- 150 -

Ольга Елисеевна Бенуа

 

В начале я кайлила вечную мерзлоту, но, когда заболели руки, стало невмоготу, переключилась на лопату. К концу рабочего дня пальцы превращались в крючки, их было не разжать и лопату не высвободить. Со скрюченными пальцами невозможно было одеваться, помогали более молодые и крепкие девчата, которые застилали за меня постель и убирали барак. Первое время пребывания в Норильском лагере постоянно ощущала чувство голода. Разве при такой тяжелой работе могло хватить 600 грамм хлеба, 300 грамм жидкой каши, миски баланды из зеленых листьев мороженной капусты, что мы получали в обеденную пору и такую же порцию каши, кусочек соленой рыбы и чай на ужин.

И в этой беспросветной жизни блеснул для меня светлый луч участия добрых людей, работавших в культурно-воспитательной части (КВЧ), художницы Ольги Елисеевны Бенуа и её ученицы молоденькой Нины Егоровой. Они обе сыграли исключительную роль в облегчении моей арестантской судьбы.

 

- 151 -

Верующая христианка, Ольга Елисеевна, всегда жила заботами о своих ближних., особенно тех, кто нуждался в моральной поддержке, кому следовало помочь материально. Как художница КВЧ, она пользовалась некоторыми привилегиями на кухне. Ей всегда давались лишние порции баланды, которыми она делилась с теми, кто голодал, кого надо было поддержать, не дать погибнуть, как в лагере говорят «загнуться».

Помогала несколько раз она и мне. Между нами завязалось знакомство, вскоре перешедшее в дружбу. По вечерам я часто ходила к ней в КВЧ. У нас обнаружились общие интересы, нашлись общие знакомые. Много говорили о литературе, искусстве. Кроме меня к Ольге Елисеевне приходили другие художники, участники художественной самодеятельности. Мне казалось, что в этом царстве боли и насилия я попала в совершенно другой мир, в котором высоко ценились чисто человеческие черты, душевная теплота, ласка и участие.

Как последнюю надежду вырваться из цепких лап изматывающей и убивающей морально и физически трудовой повинности, восприняла я предложение Ольги Елисеевны заняться под её руководством рисованием плакатов, лозунгов, призывов и т.д. На первых порах не обошлось без промахов и затруднений. Писать приходилось на

 

- 152 -

шершавых, не струганных досках, недоброкачественными красками, пользоваться кистями, которые давно следовало выбросить.
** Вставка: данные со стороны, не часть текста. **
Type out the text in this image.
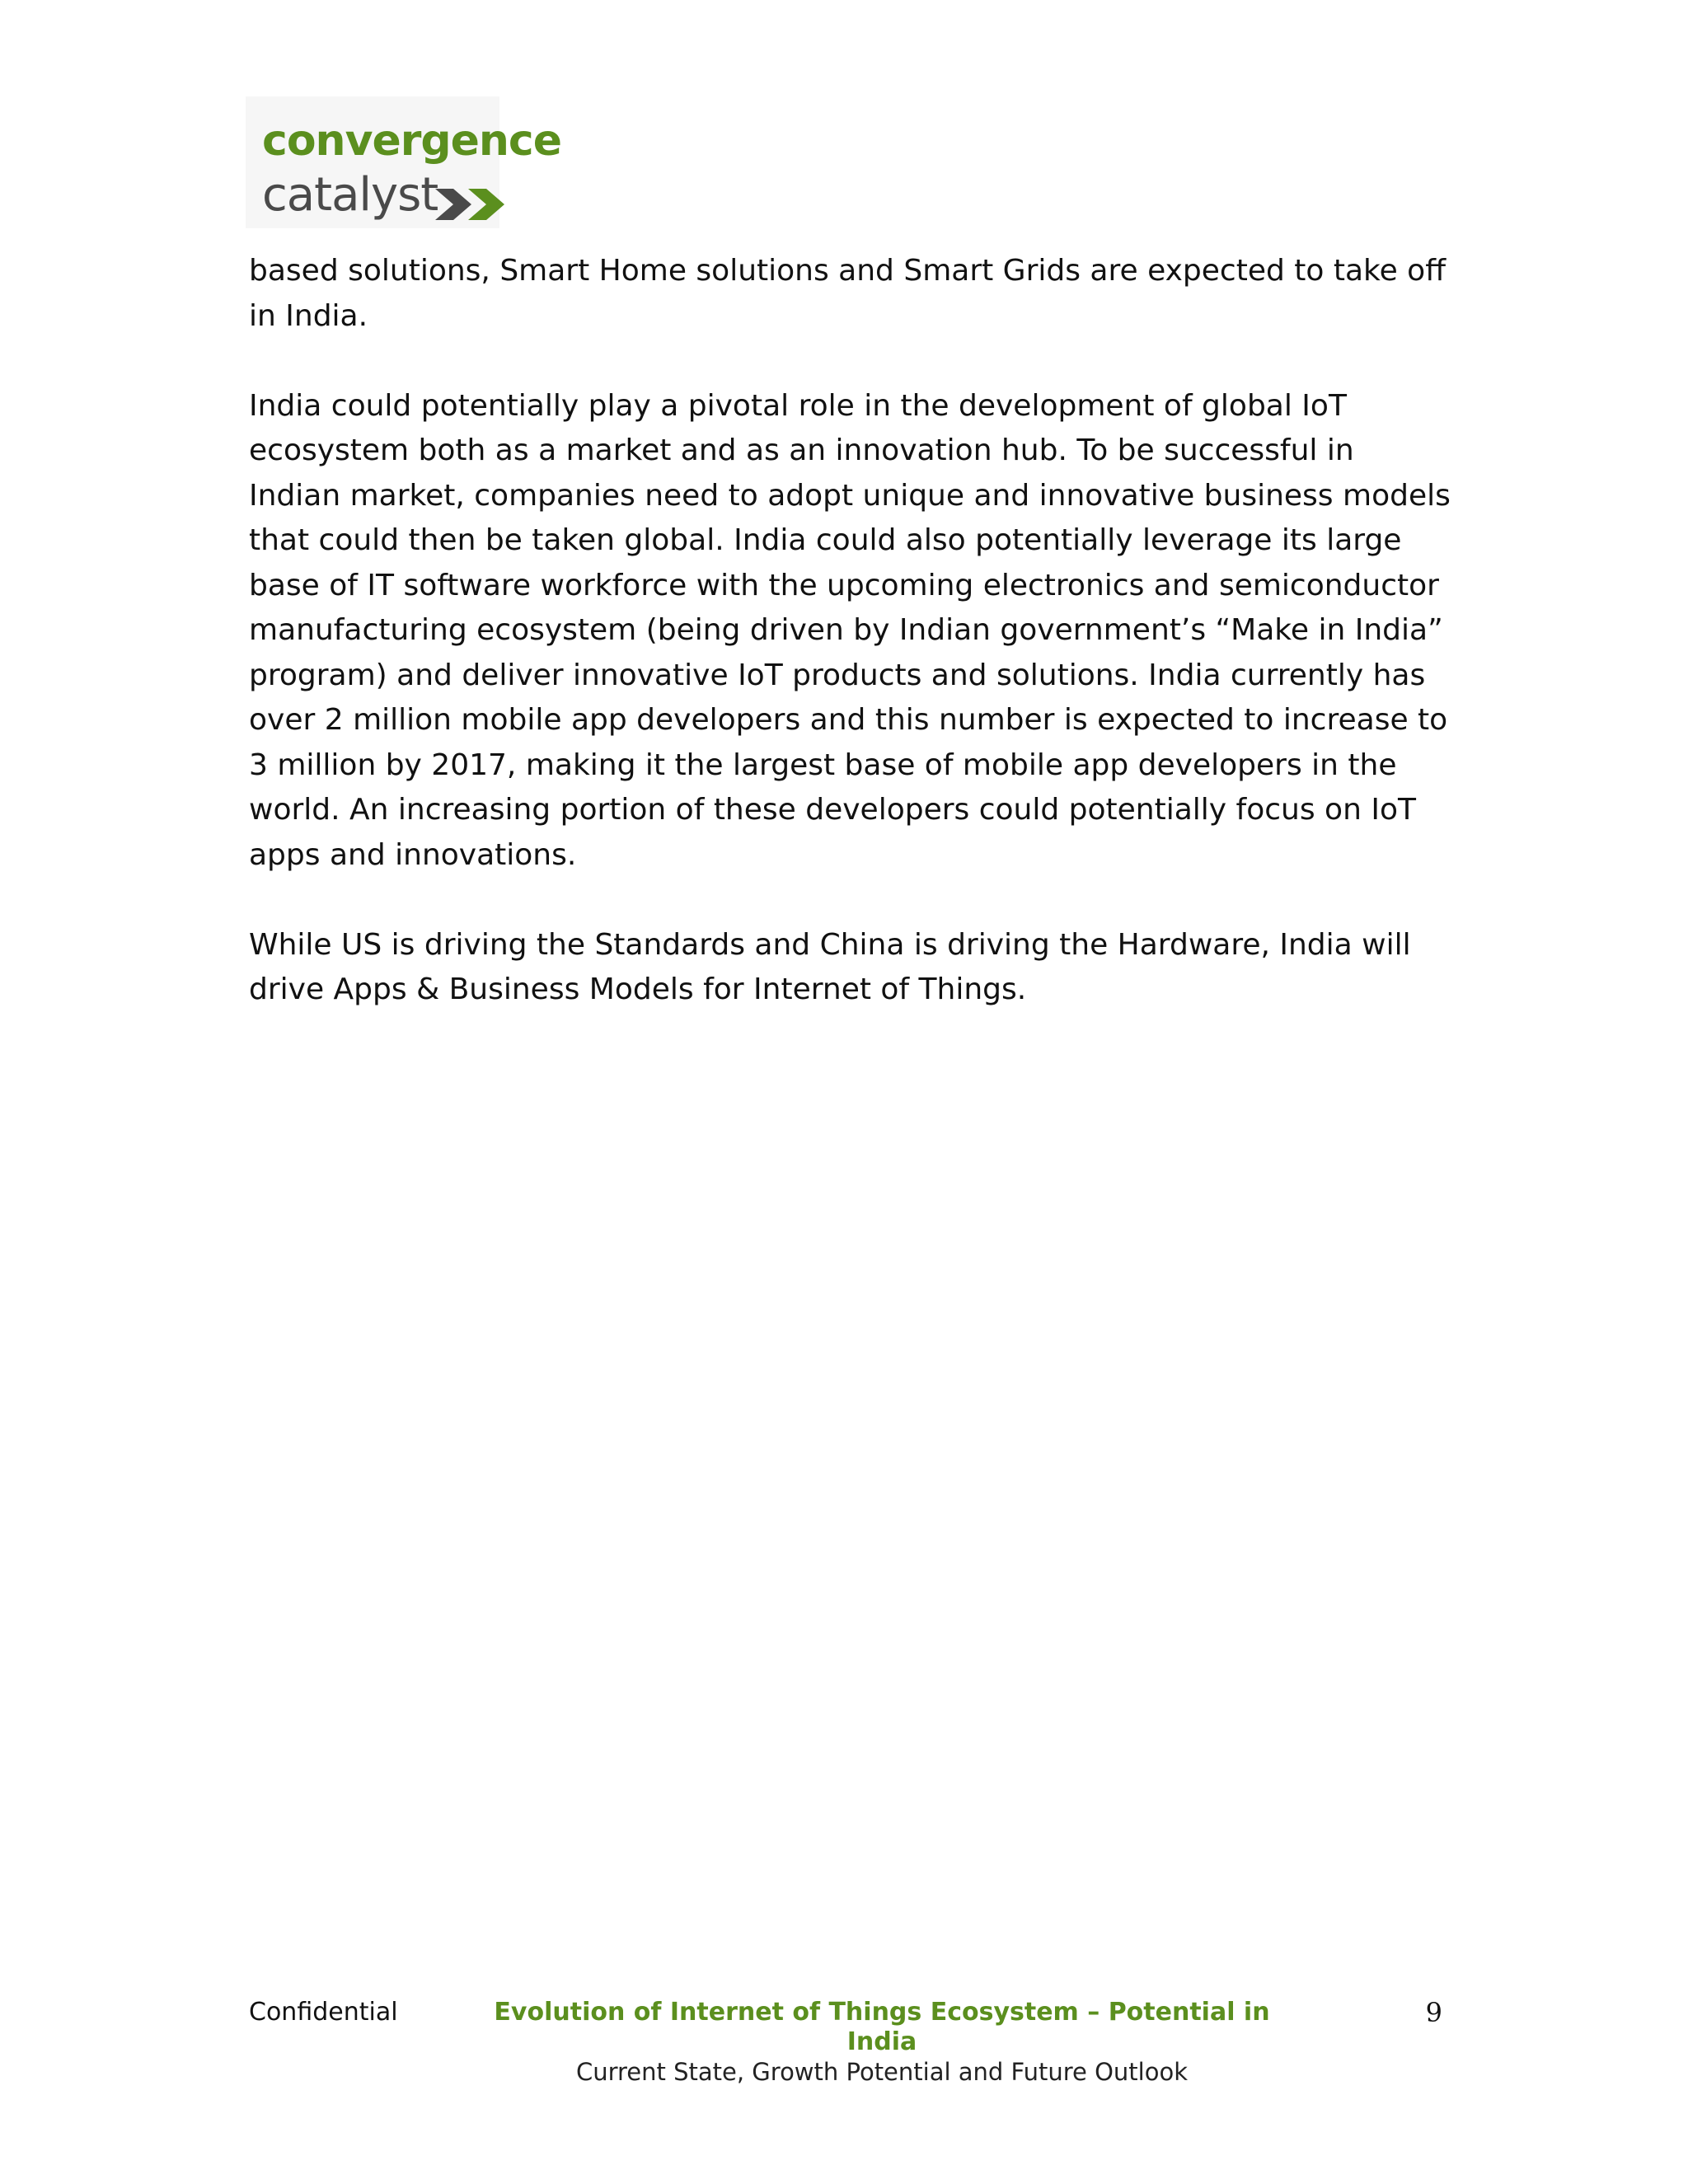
convergence
catalyst

based solutions, Smart Home solutions and Smart Grids are expected to take off in India.

India could potentially play a pivotal role in the development of global IoT ecosystem both as a market and as an innovation hub. To be successful in Indian market, companies need to adopt unique and innovative business models that could then be taken global. India could also potentially leverage its large base of IT software workforce with the upcoming electronics and semiconductor manufacturing ecosystem (being driven by Indian government’s “Make in India” program) and deliver innovative IoT products and solutions. India currently has over 2 million mobile app developers and this number is expected to increase to 3 million by 2017, making it the largest base of mobile app developers in the world. An increasing portion of these developers could potentially focus on IoT apps and innovations.

While US is driving the Standards and China is driving the Hardware, India will drive Apps & Business Models for Internet of Things.

Confidential	Evolution of Internet of Things Ecosystem – Potential in India
Current State, Growth Potential and Future Outlook
9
Только благодаря её помощи и полученными от неё знаниями я вскоре попала художницей на соседний объект и стала работать самостоятельно. Мне предоставили небольшую мастерскую, в которой я неплохо устроилась. Одновременно я участвовала в художественной самодеятельности, декламировала, пела в хоре, играла в небольших пьесах.

Как нельзя лучше здесь мне помогала твоя школа, участие в твоих спектаклях и навыки художественного чтения, которые я от тебя получила.

Перед отчетными концертами мы, участники концерта, получали 5-6 дней для репетиций. В эти дни мы не жили по лагерному распорядку, поэтому могли вдоволь поспать.

Рядом с нашим лагерем была зона каторжников, отделенная забором из колючей проволоки. Общаться с ними мы не могли, но мылись в одной бане и пользовались одной библиотекой. Затрудняюсь сказать, в чем заключалась разница между нашим спец-лагерем и каторжанами. Скорее чисто психологически. По идее, каторжане должны были иметь более длительные сроки заключения и более строгое содержание. Но условия содержания в соседнем лагере было практически такими же, а сроки у них были даже меньше наших, осужденных на 25 лет. Иногда из лагеря каторжан к нам приходила молоденькая украинка Нина Вареник, с которой позднее я познакомилась и подружилась. Её очень любила и Ольга Елисеевна.

Женщины нашего лагеря работали в дневную смену. С вечера до утра заступали в смену каторжники-мужчины. Во время сдачи-приема объекта наши заключенные встречались с каторжанами. За этот короткий период завязывались знакомства, обменивались записками и письмами, умудрялись даже вступать в физическую связь, а потом иметь детей.

Про общение женщин и мужчин было известно лагерному начальству обеих лагерей. Вахтенные надзиратели получали указание строжайше осматривать возвращающихся с работы женщин и в случае нахождения у них писем, немедленно отправлять в карцер. Заключенная Елена Манохина несла письмо своей подруге. Надзиратель это заметил. Чтобы не попасться, Манохина моментально проглотила записку.